A Study on the Cavity Ratio in NaCl Crystals Made by Oslo Type Crystallizer

Abstract

One of four crystallizeres in our salt plant is the Oslo type producing large particle size and the others are the slurry circulation type producing middle or small particle size. In these particles, there are small cavities filled with mother liquor. The cavity ratio of product produced by the Oslo-type crystallizer is much higher than that of other products. As the first step in determining the reason for this, we studied the relation between the cavity ratio of products and operating conditions, which are epresented by growth rate and particle size.

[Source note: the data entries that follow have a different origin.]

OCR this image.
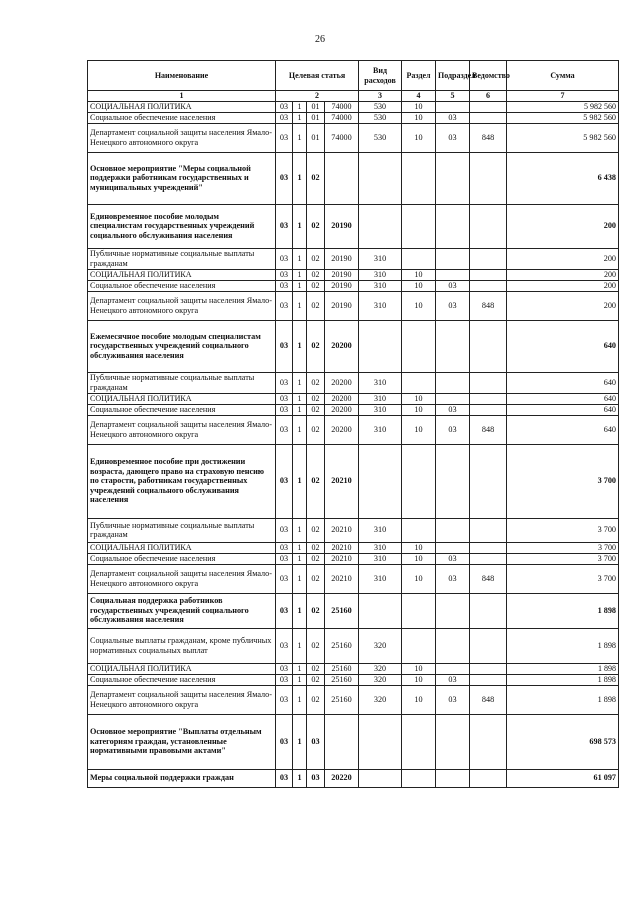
26
Наименование	Целевая статья				Вид расходов	Раздел	Подраздел	Ведомство	Сумма
1	2				3	4	5	6	7
СОЦИАЛЬНАЯ ПОЛИТИКА	03	1	01	74000	530	10			5 982 560
Социальное обеспечение населения	03	1	01	74000	530	10	03		5 982 560
Департамент социальной защиты населения Ямало-Ненецкого автономного округа	03	1	01	74000	530	10	03	848	5 982 560
Основное мероприятие "Меры социальной поддержки работникам государственных и муниципальных учреждений"	03	1	02						6 438
Единовременное пособие молодым специалистам государственных учреждений социального обслуживания населения	03	1	02	20190					200
Публичные нормативные социальные выплаты гражданам	03	1	02	20190	310				200
СОЦИАЛЬНАЯ ПОЛИТИКА	03	1	02	20190	310	10			200
Социальное обеспечение населения	03	1	02	20190	310	10	03		200
Департамент социальной защиты населения Ямало-Ненецкого автономного округа	03	1	02	20190	310	10	03	848	200
Ежемесячное пособие молодым специалистам государственных учреждений социального обслуживания населения	03	1	02	20200					640
Публичные нормативные социальные выплаты гражданам	03	1	02	20200	310				640
СОЦИАЛЬНАЯ ПОЛИТИКА	03	1	02	20200	310	10			640
Социальное обеспечение населения	03	1	02	20200	310	10	03		640
Департамент социальной защиты населения Ямало-Ненецкого автономного округа	03	1	02	20200	310	10	03	848	640
Единовременное пособие при достижении возраста, дающего право на страховую пенсию по старости, работникам государственных учреждений социального обслуживания населения	03	1	02	20210					3 700
Публичные нормативные социальные выплаты гражданам	03	1	02	20210	310				3 700
СОЦИАЛЬНАЯ ПОЛИТИКА	03	1	02	20210	310	10			3 700
Социальное обеспечение населения	03	1	02	20210	310	10	03		3 700
Департамент социальной защиты населения Ямало-Ненецкого автономного округа	03	1	02	20210	310	10	03	848	3 700
Социальная поддержка работников государственных учреждений социального обслуживания населения	03	1	02	25160					1 898
Социальные выплаты гражданам, кроме публичных нормативных социальных выплат	03	1	02	25160	320				1 898
СОЦИАЛЬНАЯ ПОЛИТИКА	03	1	02	25160	320	10			1 898
Социальное обеспечение населения	03	1	02	25160	320	10	03		1 898
Департамент социальной защиты населения Ямало-Ненецкого автономного округа	03	1	02	25160	320	10	03	848	1 898
Основное мероприятие "Выплаты отдельным категориям граждан, установленные нормативными правовыми актами"	03	1	03						698 573
Меры социальной поддержки граждан	03	1	03	20220					61 097
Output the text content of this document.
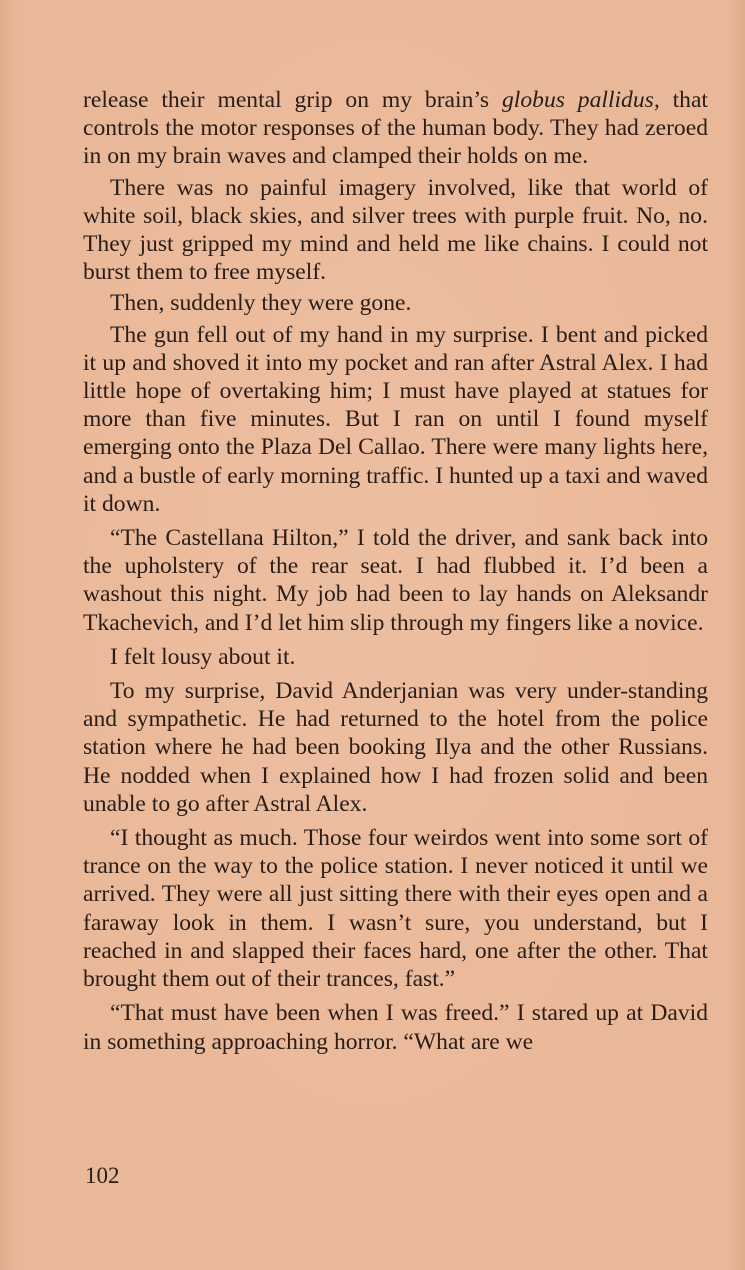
release their mental grip on my brain’s globus pallidus, that controls the motor responses of the human body. They had zeroed in on my brain waves and clamped their holds on me.

There was no painful imagery involved, like that world of white soil, black skies, and silver trees with purple fruit. No, no. They just gripped my mind and held me like chains. I could not burst them to free myself.

Then, suddenly they were gone.

The gun fell out of my hand in my surprise. I bent and picked it up and shoved it into my pocket and ran after Astral Alex. I had little hope of overtaking him; I must have played at statues for more than five minutes. But I ran on until I found myself emerging onto the Plaza Del Callao. There were many lights here, and a bustle of early morning traffic. I hunted up a taxi and waved it down.

“The Castellana Hilton,” I told the driver, and sank back into the upholstery of the rear seat. I had flubbed it. I’d been a washout this night. My job had been to lay hands on Aleksandr Tkachevich, and I’d let him slip through my fingers like a novice.

I felt lousy about it.

To my surprise, David Anderjanian was very under-standing and sympathetic. He had returned to the hotel from the police station where he had been booking Ilya and the other Russians. He nodded when I explained how I had frozen solid and been unable to go after Astral Alex.

“I thought as much. Those four weirdos went into some sort of trance on the way to the police station. I never noticed it until we arrived. They were all just sitting there with their eyes open and a faraway look in them. I wasn’t sure, you understand, but I reached in and slapped their faces hard, one after the other. That brought them out of their trances, fast.”

“That must have been when I was freed.” I stared up at David in something approaching horror. “What are we

102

Using the Oslo-type crystallizer, test runs were done in two type of operations, stationary and nonstationary. The cavity ratio of the resulting products obviously showed particle size dependency, so we called it the “average cavity ratio” and gave the name of “cavity ratio” to the differential quotient of average cavity ratio by particle size, which corresponds to the cavity ratio of the thin surface layer of the particle. In the nonstationary mode, particle size distribution (PSD) was very sharp so that the growth rate of each size of particle (G(L)) could appear to be the same as the average growth rate (G_av). But in the stationary operation, PSD was wide and G(L) could not be determined from G_av. Therefore, as a temporary parameter in this case, G_av was substituted for G(L). In each mode, the cavity ratio data were expressed as a function of particle size and growth rate. For both types of operations trends were similar but not identical. Under the assumption that this difference in trends can be fully explained by the substitution of G_av for G(L), the relation between G(L) and G_avin the stationary mode was derived from the difference in trends of the cavity ratio. In both modes, each one cavity ratio corresponds to the smallest particle size sample was deviated from the trend of the other data. These deviations are considered to be affected too much by the carier of growth in the circulating slurry.